Results showed that the time between the onset of symptoms and the study medications was 3.9 hours in the eptifibatide group and 3.8 hours in the abciximab group. Additionally, the interval between the EKG and administration of the study drug was 54 minutes for the eptifibatide arm and 57 minutes for the abciximab arm. Intervals between the start of the drug and angiography were 28 minutes for eptifibatide and 30 minutes for abciximab.
The researchers initiated clopidogrel (Plavix, Bristol-Myers Squibb/Sanofi-Aventis) in 52 percent of patients 30 minutes prior to angiography, 30 minutes to one minute prior to angiography in 7 percent of patients and subsequent to angiography in 20 percent of patients—timing was unknown for 21 percent of the cases.
Zeymer et al identified 381 patients who were eligible to undergo PCI and electrocardiogram for the evaluation of STR. The incidence of complete STR was similar in the two groups—62.6 percent for eptifibatide and 56.3 percent for those treated with abciximab.
The researchers also found that 62.8 percent of patients in the eptifibatide arm and 58.6 percent in the abciximab arm reached the primary endpoint of completing STR at 60 minutes after PCI.
“In contrast to abciximab, eptifibatide induces a competitive and rapidly reversible antagonism, which might be desirable in patients with bleeding events or the need for urgent CABG,” the authors wrote. “However, the effect of abciximab can be readily reversed by platelet transfusion, which might not have the same efficacy in patients treated with small molecules.”

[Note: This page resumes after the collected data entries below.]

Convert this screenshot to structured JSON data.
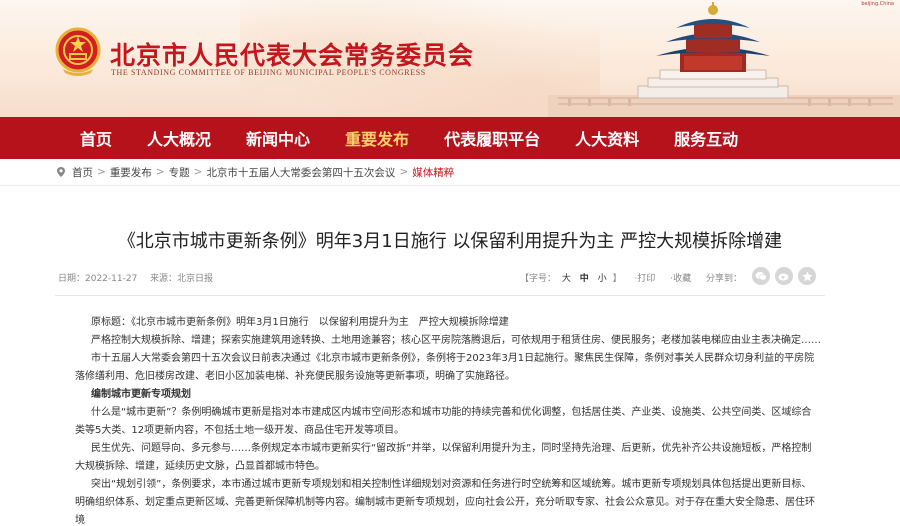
{
  "header": {
    "title": "北京市人民代表大会常务委员会",
    "subtitle": "THE STANDING COMMITTEE OF BEIJING MUNICIPAL PEOPLE'S CONGRESS",
    "corner_tag": "beijing.China",
    "brand_color": "#c4161c"
  },
  "nav": {
    "items": [
      {
        "label": "首页"
      },
      {
        "label": "人大概况"
      },
      {
        "label": "新闻中心"
      },
      {
        "label": "重要发布"
      },
      {
        "label": "代表履职平台"
      },
      {
        "label": "人大资料"
      },
      {
        "label": "服务互动"
      }
    ],
    "active": "重要发布",
    "bg_color": "#b5121b",
    "active_color": "#ffd16a"
  },
  "breadcrumb": {
    "home": "首页",
    "items": [
      "重要发布",
      "专题",
      "北京市十五届人大常委会第四十五次会议"
    ],
    "current": "媒体精粹",
    "separator": ">"
  },
  "article": {
    "title": "《北京市城市更新条例》明年3月1日施行 以保留利用提升为主 严控大规模拆除增建",
    "date": "日期：2022-11-27",
    "source": "来源：北京日报",
    "font_label": "【字号：",
    "font_sizes": [
      "大",
      "中",
      "小"
    ],
    "font_close": "】",
    "print": "·打印",
    "favorite": "·收藏",
    "share_label": "分享到：",
    "share_icons": [
      "wechat-icon",
      "weibo-icon",
      "favorite-star-icon"
    ],
    "paragraphs": [
      {
        "type": "normal",
        "text": "原标题：《北京市城市更新条例》明年3月1日施行　以保留利用提升为主　严控大规模拆除增建"
      },
      {
        "type": "normal",
        "text": "严格控制大规模拆除、增建；探索实施建筑用途转换、土地用途兼容；核心区平房院落腾退后，可依规用于租赁住房、便民服务；老楼加装电梯应由业主表决确定……"
      },
      {
        "type": "normal",
        "text": "市十五届人大常委会第四十五次会议日前表决通过《北京市城市更新条例》，条例将于2023年3月1日起施行。聚焦民生保障，条例对事关人民群众切身利益的平房院落修缮利用、危旧楼房改建、老旧小区加装电梯、补充便民服务设施等更新事项，明确了实施路径。"
      },
      {
        "type": "sub",
        "text": "编制城市更新专项规划"
      },
      {
        "type": "normal",
        "text": "什么是“城市更新”？条例明确城市更新是指对本市建成区内城市空间形态和城市功能的持续完善和优化调整，包括居住类、产业类、设施类、公共空间类、区域综合类等5大类、12项更新内容，不包括土地一级开发、商品住宅开发等项目。"
      },
      {
        "type": "normal",
        "text": "民生优先、问题导向、多元参与……条例规定本市城市更新实行“留改拆”并举，以保留利用提升为主，同时坚持先治理、后更新，优先补齐公共设施短板，严格控制大规模拆除、增建，延续历史文脉，凸显首都城市特色。"
      },
      {
        "type": "normal",
        "text": "突出“规划引领”，条例要求，本市通过城市更新专项规划和相关控制性详细规划对资源和任务进行时空统筹和区域统筹。城市更新专项规划具体包括提出更新目标、明确组织体系、划定重点更新区域、完善更新保障机制等内容。编制城市更新专项规划，应向社会公开，充分听取专家、社会公众意见。对于存在重大安全隐患、居住环境"
      }
    ]
  }
}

While the study’s intent was not to evaluate rates of mortality, nonfatal reinfarction and target vessel revascularization, the researchers found similar rates for both groups after six months.
Eptifibatide also had lower rates of reinfarctions, but had a higher incidence rate of major bleeds. Additionally, the authors said that eptifibatide may be less expensive than abciximab and induces a reversible receptor occupation.
“Our results suggest that eptifibatide as an adjunct to primary PCI in STEMI is equally effective to abciximab with respect to complete STR, a measure of myocardial reperfusion,” the authors concluded.